Tiger Airways is likely to bring the Ryanair model of flying into cheaper, regional airports to Australia when it gets the go-ahead to operate here, chief executive Tony Davis said. Tiger Airlines, which is backed by Singapore Airlines and Ryanair founder Tony Ryan, last week announced it had applied for government clearance to begin operating in the domestic market before the end of the year.
Davis was coy on the routes Tiger will operate in Australia, saying he did not want to tip off the competition—Qantas and its budget arm Jetstar as well as Virgin Blue—but said it would amount to a ‘comprehensive network’.

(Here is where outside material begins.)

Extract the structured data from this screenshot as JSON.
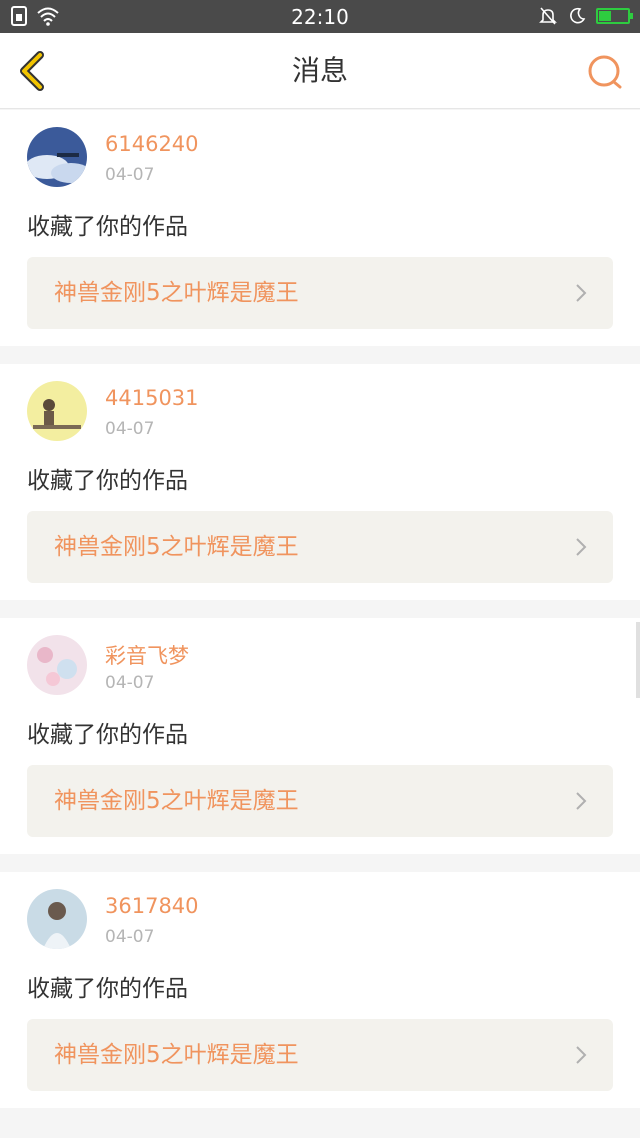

‘At this stage we’re not revealing the route network that we’re going to propose,’ he told ABC Television.
‘We’re going to keep that close to our chest for the time being but, as the regulatory process goes on, we’ll be able to reveal more in the coming months.’
Davis said the new airline would look at flying into small centres rather than just major cities, similar to the operations of Ryanair in Europe and Tiger services in Asia.
‘Well, certainly the success of people like Ryanair in Europe has been that they could go into secondary airports, to go to regional airports and really create new markets and create new opportunities,’ he said.
‘So, what we’re looking at in Australia is that—we’ll certainly look at the major cities but we’re also keen to bring the advantages of low cost airfares into the regional communities.’